Today’s reason is a tough one for I have recently dealt with the ugliness of this truth. I had to change places and the brands I shop for clothes because my income has drastically decreased for me to pursue my dream. In the transition, my heart was exposed to a lie. I believed that a brand defined my look and when I could no longer afford that brand, I felt like a fish without water. I felt like I couldn’t breathe. I started to ask myself the question, who am I? I thought, what is wrong with me? Am I going backward? I believed if I didn’t have that brand than I wasn’t me.
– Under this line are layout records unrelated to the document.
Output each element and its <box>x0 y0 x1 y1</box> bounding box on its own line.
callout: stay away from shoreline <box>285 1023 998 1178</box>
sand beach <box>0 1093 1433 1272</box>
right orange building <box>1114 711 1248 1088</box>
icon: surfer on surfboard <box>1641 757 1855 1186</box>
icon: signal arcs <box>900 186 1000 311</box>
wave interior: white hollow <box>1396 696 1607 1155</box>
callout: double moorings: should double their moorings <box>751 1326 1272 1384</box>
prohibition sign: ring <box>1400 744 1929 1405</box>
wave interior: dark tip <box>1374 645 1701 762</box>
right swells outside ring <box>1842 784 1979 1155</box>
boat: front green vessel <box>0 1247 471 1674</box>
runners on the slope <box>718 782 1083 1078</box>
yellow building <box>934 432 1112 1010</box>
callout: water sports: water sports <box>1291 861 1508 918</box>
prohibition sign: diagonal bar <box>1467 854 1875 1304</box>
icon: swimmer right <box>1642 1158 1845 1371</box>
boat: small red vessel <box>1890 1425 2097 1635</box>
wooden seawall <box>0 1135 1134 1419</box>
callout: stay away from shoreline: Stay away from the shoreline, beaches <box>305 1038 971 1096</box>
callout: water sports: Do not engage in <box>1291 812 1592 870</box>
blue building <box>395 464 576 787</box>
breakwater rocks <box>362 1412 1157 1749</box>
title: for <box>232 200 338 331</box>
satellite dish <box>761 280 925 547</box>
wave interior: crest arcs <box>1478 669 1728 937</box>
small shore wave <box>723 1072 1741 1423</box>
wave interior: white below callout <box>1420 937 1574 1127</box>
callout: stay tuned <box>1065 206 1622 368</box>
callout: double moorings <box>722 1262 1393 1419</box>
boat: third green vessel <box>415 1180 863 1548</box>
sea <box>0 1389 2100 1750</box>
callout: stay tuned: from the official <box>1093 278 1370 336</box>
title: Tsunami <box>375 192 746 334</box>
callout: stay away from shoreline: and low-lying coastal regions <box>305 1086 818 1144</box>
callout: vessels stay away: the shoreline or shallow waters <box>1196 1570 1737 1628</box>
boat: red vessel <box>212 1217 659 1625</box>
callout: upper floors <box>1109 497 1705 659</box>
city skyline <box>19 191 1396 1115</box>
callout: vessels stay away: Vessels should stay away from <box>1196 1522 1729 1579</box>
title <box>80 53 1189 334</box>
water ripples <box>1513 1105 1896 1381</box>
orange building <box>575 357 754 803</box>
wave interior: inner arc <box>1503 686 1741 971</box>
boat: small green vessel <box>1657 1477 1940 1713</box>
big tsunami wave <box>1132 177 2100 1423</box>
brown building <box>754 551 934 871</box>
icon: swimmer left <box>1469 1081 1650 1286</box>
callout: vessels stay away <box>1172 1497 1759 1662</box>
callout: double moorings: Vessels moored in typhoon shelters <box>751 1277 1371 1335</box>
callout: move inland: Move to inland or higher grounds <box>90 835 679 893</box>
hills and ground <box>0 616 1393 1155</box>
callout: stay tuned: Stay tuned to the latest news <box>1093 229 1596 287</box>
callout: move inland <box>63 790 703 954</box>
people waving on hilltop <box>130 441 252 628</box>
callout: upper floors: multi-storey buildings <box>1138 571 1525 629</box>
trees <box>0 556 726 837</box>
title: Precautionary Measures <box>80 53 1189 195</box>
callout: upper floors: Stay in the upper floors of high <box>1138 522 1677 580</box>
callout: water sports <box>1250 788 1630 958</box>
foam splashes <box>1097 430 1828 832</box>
When I was truly honest with myself, I recognized it had all to do with how important it was to me how other people saw me and nothing to do with how I saw myself.
In my early career, I worked in an office on Michigan Ave and every day I would walk past the luxury stores and daydream about wearing these beautiful clothes. I knew one day it would be me buying those clothes. Little did I know I was slowly buying into a lie back then, that I wouldn’t arrive until I was wearing these designer clothes. I daydreamed so much that I found myself purchasing these designer brands on credit before I could actually afford them. I told myself as an undergrad graduation present I will buy a designer bag. Then when I went for my masters, it was like a drug, every time I finished a semester I purchased a designer brand. I received so much respect and admiration for wearing those designer brands that it became an addiction. I convinced myself that I earned it until it all eventually collapsed on me and did major damage to my finances that I am still slowly trying to unravel.
Don’t get me wrong there is nothing wrong with designer brands, I still to this day absolutely love them. I believe God created some amazing designers with incredible talent to create beautifully tailored outfits with gorgeous materials. I truly admire their beauty. Designer brands are not a bad thing, they are a gift to the world. What is wrong is believing that I am not enough without a designer brand. As a fashion blogger, to this day I still daydream about wearing some beautiful designer outfits. If God chooses to bless me with an income to afford these designer brands in the future than great, but I will no longer believe that I am not successful and not enough without possessing them. Clothes do not define me, I do. I will continue to enjoy my passion for clothes in the season I am currently experiencing. I have recently discovered that I can have a beautiful and polished look at the same time of staying within my current budget.
Be confident in your look….. because you are enough!